La candidata presidencial Keiko Fujimori, quien se perfila como la virtual ganadora de la primera vuelta en las elecciones peruanas, ha calificado de "razonable" la sugerencia de Rafael López Aliaga de realizar "elecciones complementarias" antes del 3 de mayo. Esta propuesta surge como respuesta a las irregularidades detectadas en varios centros de votación el 12 de abril, lo que obligó a prolongar el proceso electoral hasta el día siguiente. Con el 93% de las actas escrutadas, Fujimori ha obtenido aproximadamente el 17% de los votos, lo que la coloca en una posición favorable para la segunda vuelta, programada para el 7 de junio.

Fujimori, quien ha intentado alcanzar la presidencia en cuatro ocasiones, resaltó la importancia de garantizar el derecho al voto, un principio que considera fundamental. "He escuchado el pedido de López Aliaga y me parece razonable, ya que no está planteando una anulación total de los comicios, sino una complementación de los mismos", expresó la líder del partido Fuerza Popular. Este apoyo a la propuesta de López Aliaga también se ve reforzado por las denuncias sobre las irregularidades que se habrían producido durante la jornada electoral, especialmente en Lima, donde algunos votantes no pudieron acceder a los materiales necesarios para ejercer su derecho.
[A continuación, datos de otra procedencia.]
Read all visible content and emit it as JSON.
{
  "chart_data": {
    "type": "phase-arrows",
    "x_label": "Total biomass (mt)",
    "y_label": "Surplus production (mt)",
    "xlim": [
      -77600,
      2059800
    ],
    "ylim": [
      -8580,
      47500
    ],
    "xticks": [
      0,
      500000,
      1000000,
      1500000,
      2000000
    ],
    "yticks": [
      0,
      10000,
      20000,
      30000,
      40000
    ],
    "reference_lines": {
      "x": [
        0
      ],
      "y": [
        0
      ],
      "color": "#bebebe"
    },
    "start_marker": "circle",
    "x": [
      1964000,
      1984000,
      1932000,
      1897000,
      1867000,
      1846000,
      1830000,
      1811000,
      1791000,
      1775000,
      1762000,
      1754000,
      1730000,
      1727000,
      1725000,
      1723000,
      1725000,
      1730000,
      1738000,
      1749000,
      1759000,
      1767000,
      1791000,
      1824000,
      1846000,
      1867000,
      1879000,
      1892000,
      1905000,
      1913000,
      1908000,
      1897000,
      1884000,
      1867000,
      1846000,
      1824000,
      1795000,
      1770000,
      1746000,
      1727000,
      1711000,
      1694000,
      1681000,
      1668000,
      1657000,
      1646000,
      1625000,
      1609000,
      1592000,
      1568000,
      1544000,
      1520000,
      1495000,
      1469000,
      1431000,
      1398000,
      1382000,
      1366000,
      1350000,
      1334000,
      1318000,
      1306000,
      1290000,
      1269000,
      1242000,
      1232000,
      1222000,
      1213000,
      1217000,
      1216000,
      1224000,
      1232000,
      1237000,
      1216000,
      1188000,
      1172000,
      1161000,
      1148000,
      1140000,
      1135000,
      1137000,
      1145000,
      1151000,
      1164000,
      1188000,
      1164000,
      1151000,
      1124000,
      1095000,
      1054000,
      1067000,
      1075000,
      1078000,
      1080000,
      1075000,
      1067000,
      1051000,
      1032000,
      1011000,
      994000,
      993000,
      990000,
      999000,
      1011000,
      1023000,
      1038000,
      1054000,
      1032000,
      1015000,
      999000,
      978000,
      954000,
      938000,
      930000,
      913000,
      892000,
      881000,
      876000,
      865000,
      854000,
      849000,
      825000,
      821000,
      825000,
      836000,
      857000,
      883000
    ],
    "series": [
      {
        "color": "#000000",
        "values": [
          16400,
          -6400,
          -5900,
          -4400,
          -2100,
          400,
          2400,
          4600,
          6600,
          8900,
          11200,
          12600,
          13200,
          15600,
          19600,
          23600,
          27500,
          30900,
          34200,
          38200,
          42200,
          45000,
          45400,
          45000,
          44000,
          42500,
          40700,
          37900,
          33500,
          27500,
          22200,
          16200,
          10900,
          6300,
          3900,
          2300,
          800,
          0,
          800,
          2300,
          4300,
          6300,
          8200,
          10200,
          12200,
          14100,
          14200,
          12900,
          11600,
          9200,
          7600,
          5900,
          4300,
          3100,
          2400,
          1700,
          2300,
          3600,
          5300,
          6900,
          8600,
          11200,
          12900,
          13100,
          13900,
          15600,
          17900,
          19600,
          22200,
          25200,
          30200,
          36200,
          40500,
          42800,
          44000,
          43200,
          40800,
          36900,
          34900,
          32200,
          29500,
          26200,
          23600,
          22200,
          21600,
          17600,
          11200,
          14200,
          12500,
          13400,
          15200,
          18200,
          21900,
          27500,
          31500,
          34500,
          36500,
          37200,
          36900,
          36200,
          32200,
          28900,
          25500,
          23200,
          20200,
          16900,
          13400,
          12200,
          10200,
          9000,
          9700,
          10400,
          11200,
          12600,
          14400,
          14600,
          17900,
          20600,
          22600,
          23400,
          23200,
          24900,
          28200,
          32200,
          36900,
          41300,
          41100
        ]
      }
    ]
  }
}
La propuesta de elecciones complementarias se enmarca en un contexto de creciente tensión electoral, donde la falta de material electoral en colegios específicos ha dejado a aproximadamente un millón de electores sin poder votar. Ante esta situación, Fujimori ha enfatizado la necesidad de que el jefe de la Oficina Nacional de Procesos Electorales (ONPE), Piero Corvetto, renuncie a su cargo antes de la segunda vuelta. "Sería beneficioso que esta persona se apartara del cargo", añadió, en un claro pedido de responsabilidad ante lo ocurrido.

Por su parte, López Aliaga ha sostenido que las irregularidades durante la jornada electoral han sido significativas y han afectado gravemente el ejercicio del sufragio. Esto incluye incidentes que llevaron a que muchos votantes, tanto en Lima como en el extranjero, no pudieran participar debido a la falta de insumos esenciales para votar. Las autoridades electorales intentaron mitigar la situación extendiendo un día más el proceso de votación en los centros afectados, una medida que ha sido recibida con escepticismo por parte de algunos sectores.

En medio de esta controversia, misiones de observación internacional han destacado la transparencia y la imparcialidad del proceso electoral en general, a pesar de las dificultades técnicas y la creciente desconfianza entre la ciudadanía. Este reconocimiento contrasta con las acusaciones de fraude que comenzaron a circular durante la campaña electoral, especialmente a medida que Roberto Sánchez, candidato de la izquierda respaldado por el expresidente Pedro Castillo, empezó a ganar terreno en los resultados.

La situación actual en Perú es un reflejo de las tensiones políticas que han marcado el país en los últimos años. Las elecciones, lejos de ser un mero proceso administrativo, se han convertido en un campo de batalla donde se enfrentan diferentes visiones de país. La respuesta de Fujimori y López Aliaga ante las irregularidades podría cambiar el rumbo de la elección y definir el clima político en el país en el futuro inmediato. En este contexto, los actores políticos deben actuar con responsabilidad y transparencia para salvaguardar la democracia y la confianza de los ciudadanos en el sistema electoral.